Patrioten wird oft Rechtsextremismus vorgeworfen. Um die Definition von Extremismus wird sich dabei wenig gekümmert und es steht meist wenig Substanz hinter den Vorwürfen. Sie dienen primär dazu, den öffentlichen Diskurs zu beeinflussen.

Kommentar von Tino Taffanek

Patriotische Gruppen, Parteien oder Personen werden regelmäßig mit dem Vorwurf des “Rechtsextremismus” konfrontiert. Dem Begriff des “Extremismus” liegen verschiedene Definitionen zugrunde, abhängig davon welche Organisation oder welcher Wissenschaftler ihn gerade verwendet. Im öffentlichen Diskurs wird der Begriff aber üblicherweise regelmäßig verwendet, ohne aber vorher die genaue Definition des Begriffs abzuklären.

Rechtsextremismus als “Buzzword”

Daher soll hier versucht werden, dieses Thema von der anderen Seite her aufzurollen. Es soll hier also nicht auf die verschiedenen Definitionen des Extremismusbegriffs eingegangen werden. Es soll eher darum gehen, woher die Vorwürfe kommen und welche Auswirkungen sie haben.

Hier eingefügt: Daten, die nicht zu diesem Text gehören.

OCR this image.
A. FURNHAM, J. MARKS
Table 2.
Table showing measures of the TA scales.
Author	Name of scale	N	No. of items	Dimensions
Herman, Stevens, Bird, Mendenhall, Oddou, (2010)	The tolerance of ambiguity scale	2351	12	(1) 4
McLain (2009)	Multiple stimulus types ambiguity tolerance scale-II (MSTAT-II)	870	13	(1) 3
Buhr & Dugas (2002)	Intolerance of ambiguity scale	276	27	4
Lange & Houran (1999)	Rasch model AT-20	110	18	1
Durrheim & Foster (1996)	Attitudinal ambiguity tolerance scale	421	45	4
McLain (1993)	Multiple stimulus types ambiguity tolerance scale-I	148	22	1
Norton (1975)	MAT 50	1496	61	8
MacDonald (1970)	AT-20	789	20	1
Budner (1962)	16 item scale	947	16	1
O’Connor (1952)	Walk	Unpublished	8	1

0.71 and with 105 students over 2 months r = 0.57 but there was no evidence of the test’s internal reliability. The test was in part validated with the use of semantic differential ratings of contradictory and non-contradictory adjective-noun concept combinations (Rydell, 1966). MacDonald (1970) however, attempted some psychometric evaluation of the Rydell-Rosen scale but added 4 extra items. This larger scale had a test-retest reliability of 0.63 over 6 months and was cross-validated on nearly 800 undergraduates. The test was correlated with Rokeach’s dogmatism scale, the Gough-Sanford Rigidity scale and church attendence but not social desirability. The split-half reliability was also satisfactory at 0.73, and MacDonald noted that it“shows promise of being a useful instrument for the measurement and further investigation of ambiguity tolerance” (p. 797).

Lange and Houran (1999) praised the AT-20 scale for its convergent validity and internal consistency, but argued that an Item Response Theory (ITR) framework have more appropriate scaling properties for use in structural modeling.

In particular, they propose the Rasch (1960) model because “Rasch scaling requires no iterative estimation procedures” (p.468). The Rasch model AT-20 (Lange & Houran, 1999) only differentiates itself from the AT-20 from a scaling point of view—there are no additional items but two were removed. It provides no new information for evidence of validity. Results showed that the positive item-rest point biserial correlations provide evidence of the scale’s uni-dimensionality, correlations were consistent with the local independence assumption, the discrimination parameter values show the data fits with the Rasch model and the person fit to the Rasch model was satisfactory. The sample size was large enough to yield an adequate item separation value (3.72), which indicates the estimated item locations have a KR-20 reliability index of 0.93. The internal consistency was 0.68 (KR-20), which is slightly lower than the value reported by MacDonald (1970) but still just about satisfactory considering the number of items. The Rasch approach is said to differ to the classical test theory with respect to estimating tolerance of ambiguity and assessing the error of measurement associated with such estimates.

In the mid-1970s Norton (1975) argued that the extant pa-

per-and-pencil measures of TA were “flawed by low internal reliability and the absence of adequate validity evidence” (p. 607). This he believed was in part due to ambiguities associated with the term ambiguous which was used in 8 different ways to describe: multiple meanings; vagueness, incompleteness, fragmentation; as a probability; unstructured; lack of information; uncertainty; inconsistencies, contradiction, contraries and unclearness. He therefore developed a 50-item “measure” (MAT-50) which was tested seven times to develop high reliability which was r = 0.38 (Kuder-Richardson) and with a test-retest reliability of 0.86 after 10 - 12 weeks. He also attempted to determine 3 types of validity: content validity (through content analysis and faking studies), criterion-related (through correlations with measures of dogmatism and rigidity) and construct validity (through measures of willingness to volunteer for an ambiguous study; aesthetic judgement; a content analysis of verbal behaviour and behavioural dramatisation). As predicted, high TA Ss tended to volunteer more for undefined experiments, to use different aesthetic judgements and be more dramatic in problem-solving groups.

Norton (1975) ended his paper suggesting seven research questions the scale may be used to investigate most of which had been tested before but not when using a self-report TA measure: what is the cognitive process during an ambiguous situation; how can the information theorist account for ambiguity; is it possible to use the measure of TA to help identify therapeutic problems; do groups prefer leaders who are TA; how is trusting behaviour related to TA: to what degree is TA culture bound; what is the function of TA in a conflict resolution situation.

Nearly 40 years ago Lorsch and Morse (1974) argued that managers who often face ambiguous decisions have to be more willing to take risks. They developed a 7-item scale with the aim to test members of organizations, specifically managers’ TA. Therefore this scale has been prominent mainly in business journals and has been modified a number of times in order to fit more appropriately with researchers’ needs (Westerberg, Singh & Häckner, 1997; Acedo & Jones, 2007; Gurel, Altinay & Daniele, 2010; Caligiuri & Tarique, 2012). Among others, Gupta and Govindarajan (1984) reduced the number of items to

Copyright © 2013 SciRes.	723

Die beiden Organisationen, die in Österreich den größten Einfluss auf den Begriff des “Rechtsextremismus” haben, sind bekannterweise das Dokumentationsarchiv des österreichischen Widerstandes (DÖW) und natürlich das Bundesamt für Verfassungsschutz und Terrorismusbekämpfung (BVT). Über die Entstehung und Argumentation der Definition durch diese Organisationen sei dem geneigten Leser erneut die Fallstudie von Patrick Lenart ans Herz gelegt.

Viel mehr aber als ein konkret definierter Begriff ist “Rechtsextremismus” nur ein “Buzzword”. Es wird von verschiedenster Seite aufgefahren, ohne sich um eine nähere Definition zu kümmern. Mit Vorliebe wird der Begriff von Medien und selbsternannten Experten benutzt. Aber selbst beim BVT, als der Instanz, was diese Belange angeht, bleibt von den Definitionen bei näherer Betrachtung nicht viel übrig.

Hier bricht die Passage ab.